Food & DrinkGood Growing

With Frost Behind Us, Now’s the Time for Gardeners to Plant Seeds

Zrysztof Ziarnek / Wikimedia Commons

Northeast Georgia’s last frost date approaches, thank goodness. Our chance of frost ends Apr. 15, so it’s a great time to seed cold-sensitive annuals like peppers, tomatoes and cucumbers. Best plant your last batch of spring veggies like lettuce, chard, beets or carrots now. They’ll need time to size up before the summer heat blazes.

Can I use seeds I’ve had for a year (or three)?

Yes, with caveats. Seed packets often display germination rates for the year they’re packed. You can expect a broccoli seed packet packed in spring 2019 with a germination rate of 96% to yield about 96 germinated seeds out of 100 in fall 2019. The longer the broccoli seed packet sits in your closet, the lower the germination rate will fall. For greens like lettuce, the germination rate will fall even more quickly over time. Bigger, meatier seeds, like squash or beans, lose germination rates more slowly. 

Do I plant seeds in my garden bed or somewhere else before transplanting into the garden bed?

I sow legumes and root crops directly into garden rows. I know farmers who transplant beans, and farmers who transplant beets and other root crops. Try what makes the most sense to you. 

Transplants mean a leg up on weeds. That’s especially helpful for long-term crops like eggplants and peppers. Transplanted seedlings out-compete weeds by shading out the area closest to the plant and establishing a robust root system. You can use just about any container to start your seeds (yogurt cups, newspaper pots, standard cell trays, empty beer cans, etc.), but be sure to poke some holes in the bottom for good drainage. 

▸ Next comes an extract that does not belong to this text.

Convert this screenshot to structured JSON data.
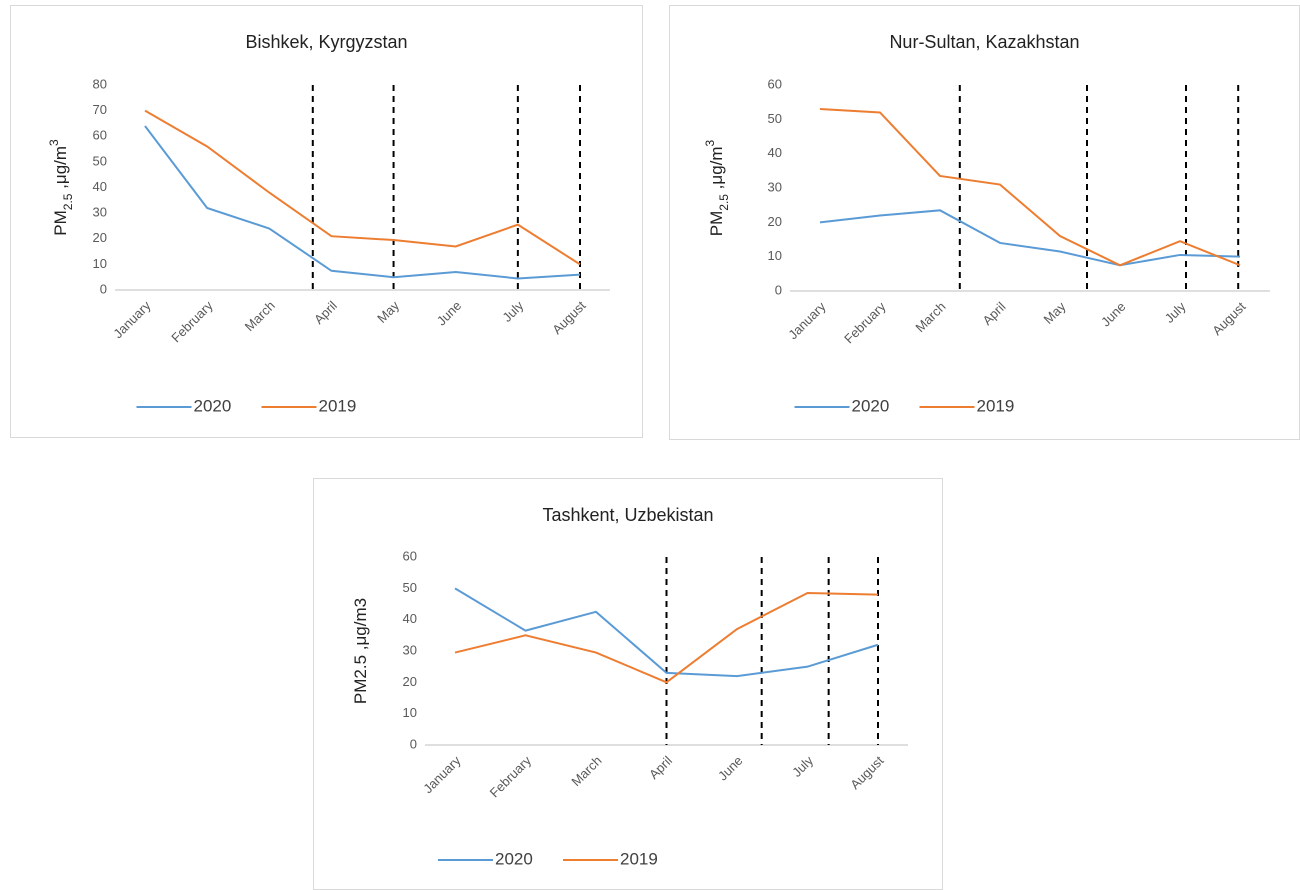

What kind of soil do I use for my seeds?

Gardening centers proffer a dizzying display of seed-sprouting mixes. I am solidly “meh” on all these. I plant sprouted seeds into garden soil that’s a combination of clay and compost. I need them to survive in that environment, so I use that soil to germinate. I do mix a few handfuls of bagged soil with the garden soil when I need to baby some rare or expensive seeds (looking at you, Habanada pepper seeds). I try to use as little peat moss and coconut coir as possible. Peat moss is non-renewable, and coconut coir travels a long way, adding a significant carbon footprint to those products. No shade if you want to use those products, but you don’t need them to have healthy seedlings.

How deep do I plant these seeds?

The rule of thumb I like to follow is two-and-a-half times the width of the seeds. For tiny seeds like broccoli, that’s the depth of a pencil eraser. Squash, a wider seed, gets planted past the thumb knuckle. Lettuce seeds need light to germinate, so I don’t cover them at all. I make a depression in the soil, place the seed in it and water it lightly. 

What about soaking seeds overnight? Or scarification?

Scarification is scratching the outside of the seed coating to make it easier and faster for the seed to germinate. Soaking overnight accomplishes a similar purpose. Different seeds prefer different methods to encourage germination.

One man complained about his poor lettuce seed germination after consistently soaking the seeds overnight. He drowned his lettuce seeds and then wondered why he never got any lettuce. Seed packets often include information on good germination practices.

Seeds with a thick coating—think okra, pumpkin and gourd seeds—can benefit from measures such as soaking and scarification. I don’t use either method unless specifically directed by the seed company.

I planted these seeds, and they’re not coming up!

When I’m worried about germination, I dig up a few of the seeds to see what’s happening. A cracked seed shell with a root or tendril is a sign to add patience. One time, I started digging up a sad, empty row, and I couldn’t find any seeds. Then I remembered how many birds I’d seen when I planted that row—I think the birds stole the seeds. 

Watering consistently helps. I water my seeds almost every morning, with adjustments made for rain. I grow my first batch of seeds in small containers, so they can dry out fairly quickly with the March winds and Georgia’s warm spring temperatures. Seedlings repotted in 4-inch pots retain water better, so those get a drink every other day.

Seeds can take three days or three weeks to germinate, depending on the type. Beans shoot out of the ground fast. Carrot tops amble along more slowly, often giving me a scare. If your seeds aren’t more than a year old, it might take a little more patience to see your garden grow.